Western School District says growing pains led to problems
Officials say reorganization after 2004 amalgamation contributed to many concerns ID'd by auditor general
The Western School District says many of the problems recently outlined by the auditor general trace back to the rapid growth that occurred after several smaller boards amalgamated in 2004.
In January, then-Auditor General Wayne Loveys issued a 60-page report outlining "significant issues" with the district’s human resource practices, including such things as recruitment, compensation, and monitoring of leave and overtime.
Director of education and CEO Ross Elliott said officials focused on their number-one priority — providing students with the best education possible — at times to the detriment of administrative procedures and protocols.

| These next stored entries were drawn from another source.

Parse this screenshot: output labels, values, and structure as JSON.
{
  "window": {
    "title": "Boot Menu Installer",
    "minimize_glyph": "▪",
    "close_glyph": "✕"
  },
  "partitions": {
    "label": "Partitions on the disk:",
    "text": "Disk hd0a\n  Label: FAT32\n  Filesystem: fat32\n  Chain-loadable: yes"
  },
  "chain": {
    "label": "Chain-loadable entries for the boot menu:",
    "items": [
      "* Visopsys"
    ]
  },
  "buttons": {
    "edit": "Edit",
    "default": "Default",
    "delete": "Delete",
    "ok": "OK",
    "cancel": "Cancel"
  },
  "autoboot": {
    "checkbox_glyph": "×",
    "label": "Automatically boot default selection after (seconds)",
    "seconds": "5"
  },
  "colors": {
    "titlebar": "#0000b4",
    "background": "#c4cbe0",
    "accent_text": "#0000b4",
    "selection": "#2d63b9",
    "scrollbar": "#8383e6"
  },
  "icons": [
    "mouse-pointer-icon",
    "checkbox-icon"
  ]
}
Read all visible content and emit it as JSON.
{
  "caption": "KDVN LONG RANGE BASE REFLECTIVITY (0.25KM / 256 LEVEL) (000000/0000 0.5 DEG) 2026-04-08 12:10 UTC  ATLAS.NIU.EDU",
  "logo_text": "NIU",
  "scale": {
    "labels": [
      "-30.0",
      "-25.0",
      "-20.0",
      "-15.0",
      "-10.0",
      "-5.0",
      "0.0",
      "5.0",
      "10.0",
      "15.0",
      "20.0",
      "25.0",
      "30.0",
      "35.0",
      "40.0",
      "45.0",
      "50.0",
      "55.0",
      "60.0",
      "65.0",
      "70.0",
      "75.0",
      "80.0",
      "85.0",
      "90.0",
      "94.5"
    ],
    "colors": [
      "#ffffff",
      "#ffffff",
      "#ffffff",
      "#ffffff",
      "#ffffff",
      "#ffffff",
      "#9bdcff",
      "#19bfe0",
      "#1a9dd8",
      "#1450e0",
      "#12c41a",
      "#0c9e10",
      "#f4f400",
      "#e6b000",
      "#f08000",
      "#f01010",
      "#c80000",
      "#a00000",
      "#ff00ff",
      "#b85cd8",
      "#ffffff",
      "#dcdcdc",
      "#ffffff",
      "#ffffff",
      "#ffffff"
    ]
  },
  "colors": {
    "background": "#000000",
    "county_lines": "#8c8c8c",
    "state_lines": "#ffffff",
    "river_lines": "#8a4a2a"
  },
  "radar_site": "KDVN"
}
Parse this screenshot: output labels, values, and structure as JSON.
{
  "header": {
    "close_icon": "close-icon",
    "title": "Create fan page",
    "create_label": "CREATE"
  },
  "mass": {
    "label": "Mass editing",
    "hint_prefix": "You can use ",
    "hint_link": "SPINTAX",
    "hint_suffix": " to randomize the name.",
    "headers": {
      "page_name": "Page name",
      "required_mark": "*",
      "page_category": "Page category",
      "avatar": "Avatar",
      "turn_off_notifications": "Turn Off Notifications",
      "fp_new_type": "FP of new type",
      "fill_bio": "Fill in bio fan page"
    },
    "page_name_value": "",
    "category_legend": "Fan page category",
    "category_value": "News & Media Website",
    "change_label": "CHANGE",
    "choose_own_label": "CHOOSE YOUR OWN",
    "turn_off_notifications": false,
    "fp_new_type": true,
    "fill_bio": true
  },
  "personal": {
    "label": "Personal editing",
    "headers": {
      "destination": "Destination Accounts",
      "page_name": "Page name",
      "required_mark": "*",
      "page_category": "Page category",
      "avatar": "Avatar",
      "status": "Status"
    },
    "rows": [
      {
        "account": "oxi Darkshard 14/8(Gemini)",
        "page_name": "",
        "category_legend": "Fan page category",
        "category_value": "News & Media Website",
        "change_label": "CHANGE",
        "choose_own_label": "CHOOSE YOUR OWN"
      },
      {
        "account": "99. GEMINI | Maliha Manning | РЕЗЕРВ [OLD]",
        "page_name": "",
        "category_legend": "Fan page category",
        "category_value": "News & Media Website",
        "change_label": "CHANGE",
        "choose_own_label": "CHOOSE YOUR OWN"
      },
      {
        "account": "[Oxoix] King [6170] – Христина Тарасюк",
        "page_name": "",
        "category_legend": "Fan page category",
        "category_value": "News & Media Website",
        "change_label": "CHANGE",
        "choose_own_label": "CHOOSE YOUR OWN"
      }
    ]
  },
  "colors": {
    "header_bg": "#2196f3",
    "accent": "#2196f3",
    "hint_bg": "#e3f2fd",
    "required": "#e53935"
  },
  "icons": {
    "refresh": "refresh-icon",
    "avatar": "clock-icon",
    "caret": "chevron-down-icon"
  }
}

"During the time that we have been together as a school district, our focus — our main focus — has been on the learning of students, on reading and writing, and all of those things," Elliott told a hearing of the legislature’s public accounts committee Thursday.
Effort has also gone into the professional development of teachers, he noted.
"If I can use an overused analogy, our experience has been a little bit like, perhaps, refitting a 747 while keeping it in smooth flight," Elliott said.
The flight part, he noted, is the focus on students and their needs.
The refitting of the organization is important, but supports that goal.
In his report, the AG found occasions when the Public Tender Act was not followed, plus weak travel, cell phone and car policies.
One unnamed school charged booze, personal cellphones, computers and even a wicker chair set to the board. The items were not subsequently located.
Elliott said in January that the spending sparked an RCMP investigation. No charges were ever laid.
Policies and procedures
Tory MHA Kevin Parsons, who sits on the public accounts committee, said he was satisfied with the board’s answers, but wondered why it took so long to get matters sorted out.
Western School District officials said some procedures were in place during the era in question, but the sheer volume of work got larger, and it took time to get the right number of staff in place to meet the new needs.
"We live in changing times," Elliott said. "One of those changing times was the general increase in funding and the greater volume of everything from purchasing to accounting to everything else that occurred at the school level and at the district level."
Officials now feel the board is appropriately staffed, and is in a good position to implement the auditor general’s recommendations.
Elliott and other Western School District staffers appeared in the legislature Thursday to answer questions from MHAs on the public accounts committee.
After a long slumber, the committee — which acts as the house of assembly’s spending watchdog — recently held its first public hearing in nearly seven years.
The Western School District hearing was the second to be held by the newly-reconstituted committee.